The last bill, promoted by House Speaker Paul Ryan, was tanked by conservative members of the Freedom Caucus. Democrats who opposed that legislation didn't have to lift a finger.

Now, however, Trump says he has leverage to bring Democrats on board and help craft a solution. At issue is billions in subsidy payments to insurance companies that help cover medical costs for millions of low-income Americans. Trump says he may withhold those payments to insurers, which could hasten the collapse of Obamacare insurance markets in many states.

"Obamacare is dead next month if it doesn't get that money," Trump told The Wall Street Journal. "I haven't made my viewpoint clear yet. I don't want people to get hurt. ... What I think should happen and will happen is the Democrats will start calling me and negotiating."

Sen. Chuck Schumer of New York, the Democratic leader, essentially said: Don't hold your breath, Mr. President. We won't discuss a deal while Trump threatens to torpedo the law.
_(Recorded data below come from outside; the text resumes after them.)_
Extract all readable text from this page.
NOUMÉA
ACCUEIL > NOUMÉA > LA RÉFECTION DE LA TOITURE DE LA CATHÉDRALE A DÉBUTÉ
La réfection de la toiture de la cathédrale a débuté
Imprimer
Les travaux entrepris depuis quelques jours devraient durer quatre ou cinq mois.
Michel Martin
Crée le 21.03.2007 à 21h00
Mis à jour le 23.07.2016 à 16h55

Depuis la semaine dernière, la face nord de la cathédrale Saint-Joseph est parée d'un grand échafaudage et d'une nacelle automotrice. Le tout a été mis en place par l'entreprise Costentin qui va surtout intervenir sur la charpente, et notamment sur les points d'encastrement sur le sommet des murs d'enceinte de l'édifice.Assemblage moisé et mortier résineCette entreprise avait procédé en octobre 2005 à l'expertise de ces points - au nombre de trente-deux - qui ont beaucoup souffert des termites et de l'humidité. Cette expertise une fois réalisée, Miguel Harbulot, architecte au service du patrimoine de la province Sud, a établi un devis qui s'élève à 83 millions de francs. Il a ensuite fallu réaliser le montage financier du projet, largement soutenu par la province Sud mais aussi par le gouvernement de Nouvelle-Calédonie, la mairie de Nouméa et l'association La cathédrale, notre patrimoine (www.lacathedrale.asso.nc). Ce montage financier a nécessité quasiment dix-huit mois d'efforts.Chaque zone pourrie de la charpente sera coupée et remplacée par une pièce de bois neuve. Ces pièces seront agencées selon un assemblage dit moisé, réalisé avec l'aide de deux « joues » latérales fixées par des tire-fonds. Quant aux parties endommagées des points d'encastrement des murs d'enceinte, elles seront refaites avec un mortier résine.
This could be a presidential bluff or ... an opportunity. We've urged Republicans and Democrats to negotiate a bipartisan Obamacare replacement that will withstand public scrutiny the way the original law, passed with only Democratic votes, never has. We think there is room in this scrum for movement toward that goal. If Trump is ready and willing to include Democrats in his negotiations, they should hear him out.

Our advice to Trump and the GOP:

•Don't sabotage already-shaky markets by withholding from insurers the subsidy payments that help make coverage affordable for low-income Americans. A sweeping coalition of national medical groups, insurers, hospitals, the U.S. Chamber of Commerce and the Bipartisan Policy Center urge Trump to maintain the subsidies. Scrapping them could force insurers to raise rates for everyone and endanger coverage for millions of people. If that happens, Trump won't be able to blame Democrats. He and his fellow Republicans will wear the jacket. Conventional wisdom is that no Democrat will get near a Trump/GOP replacement for Obamacare. But Trump may be able to entice Dems who know Obamacare risks collapse; there's only one insurance carrier in nearly a third of U.S. counties and more insurers are jumping ship. Democrats who say they want Americans covered may have to show up or shut up.
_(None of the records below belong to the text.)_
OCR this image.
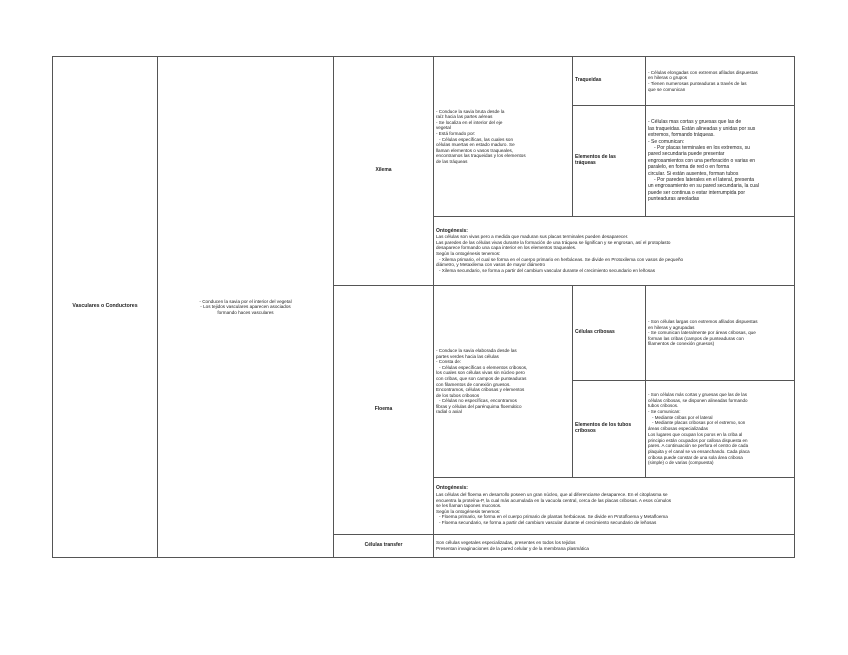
Vasculares o Conductores
- Conducen la savia por el interior del vegetal
- Los tejidos vasculares aparecen asociados
formando haces vasculares
Xilema
- Conduce la savia bruta desde la
raíz hacia las partes aéreas
- Se localiza en el interior del eje
vegetal
- Está formado por:
- Células específicas, las cuales son
células muertas en estado maduro. Se
llaman elementos o vasos traqueales,
encontramos las traqueidas y los elementos
de las tráqueas
Traqueidas
- Células elongadas con extremos afilados dispuestas
en hileras o grupos
- Tienen numerosas punteaduras a través de las
que se comunican
Elementos de las tráqueas
- Células mas cortas y gruesas que las de
las traqueidas. Están alineadas y unidas por sus
extremos, formando tráqueas.
- Se comunican:
- Por placas terminales en los extremos, su
pared secundaria puede presentar
engrosamientos con una perforación o varias en
paralelo, en forma de red o en forma
circular. Si están ausentes, forman tubos
- Por paredes laterales en el lateral, presenta
un engrosamiento en su pared secundaria, la cual
puede ser continua o estar interrumpida por
punteaduras areoladas
Ontogénesis:
Las células son vivas pero a medida que maduran sus placas terminales pueden desaparecer.
Las paredes de las células vivas durante la formación de una tráquea se lignifican y se engrosan, así el protoplasto
desaparece formando una capa interior en los elementos traqueales.
Según la ontogénesis tenemos:
- Xilema primario, el cual se forma en el cuerpo primario en herbáceas. Se divide en Protoxilema con vasos de pequeño
diámetro, y Metaxilema con vasos de mayor diámetro
- Xilema secundario, se forma a partir del cambium vascular durante el crecimiento secundario en leñosas
Floema
- Conduce la savia elaborada desde las
partes verdes hacia las células
- Consta de:
- Células específicas o elementos cribosos,
los cuales son células vivas sin núcleo pero
con cribas, que son campos de punteaduras
con filamentos de conexión gruesos.
Encontramos, células cribosas y elementos
de los tubos cribosos
- Células no específicas, encontramos
fibras y células del parénquima floemático
radial o axial
Células cribosas
- Son células largas con extremos afilados dispuestas
en hileras y agrupadas
- Se comunican lateralmente por áreas cribosas, que
forman las cribas (campos de punteaduras con
filamentos de conexión gruesos)
Elementos de los tubos cribosos
- Son células más cortas y gruesas que las de las
células cribosas, se disponen alineadas formando
tubos cribosos.
- Se comunican:
- Mediante cribas por el lateral
- Mediante placas cribosas por el extremo, son
áreas cribosas especializadas
Los lugares que ocupan los poros en la criba al
principio están ocupados por callosa dispuesta en
pares. A continuación se perfora el centro de cada
plaquita y el canal se va ensanchando. Cada placa
cribosa puede constar de una sola área cribosa
(simple) o de varias (compuesta)
Ontogénesis:
Las células del floema en desarrollo poseen un gran núcleo, que al diferenciarse desaparece. En el citoplasma se
encuentra la proteína-P, la cual más acumulada en la vacuola central, cerca de las placas cribosas. A esos cúmulos
se les llaman tapones mucosos.
Según la ontogénesis tenemos:
- Floema primario, se forma en el cuerpo primario de plantas herbáceas. Se divide en Protofloema y Metafloema
- Floema secundario, se forma a partir del cambium vascular durante el crecimiento secundario de leñosas
Células transfer	Son células vegetales especializadas, presentes en todos los tejidos
Presentan invaginaciones de la pared celular y de la membrana plasmática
•Don't weaken popular Obamacare provisions. Since the defeat of the Ryan-led bill, Republicans have been tweaking it to attract more conservatives from the Freedom Caucus. But some of the proposals floated reportedly could undercut the law's popular provision that insurers not be allowed to deny coverage for people with pre-existing conditions. Diluting or scrapping that provision could be a huge step backward, to a time when insurers cherry-picked customers and many people with serious illnesses couldn't gain or afford coverage. Some moderate Republicans wouldn't vote for such a bill. That said, there are ways to create special risk pools or other means to cover these Americans without crushing insurers. More imagination, please.

•Take another look at the proposal for an Obamacare replacement from a group of Republican senators led by Bill Cassidy of Louisiana and Susan Collins of Maine. Their Patient Freedom Act would give states flexibility to experiment, to learn the best way to help citizens buy the coverage they need and can afford. Under the proposal, states could keep Obamacare if they choose. Or they could design their own programs while receiving a similar amount of federal money. States could decide if they will maintain the current system of insurance exchanges. Or people could receive tax credits to subsidize premiums in new state-run marketplaces. States also could enroll people — such as young people who've rejected Obamacare's increasingly expensive (and increasingly high-deductible) coverage — in health plans that provide basic insurance against catastrophic medical expenses.

Like any good dealmaker, Trump surely hasn't divulged all his negotiating points. Nor will he take no for an answer if he thinks he can get to yes. He can, but only with Democrats' help, and only by blunting the self-centered Freedom Caucus.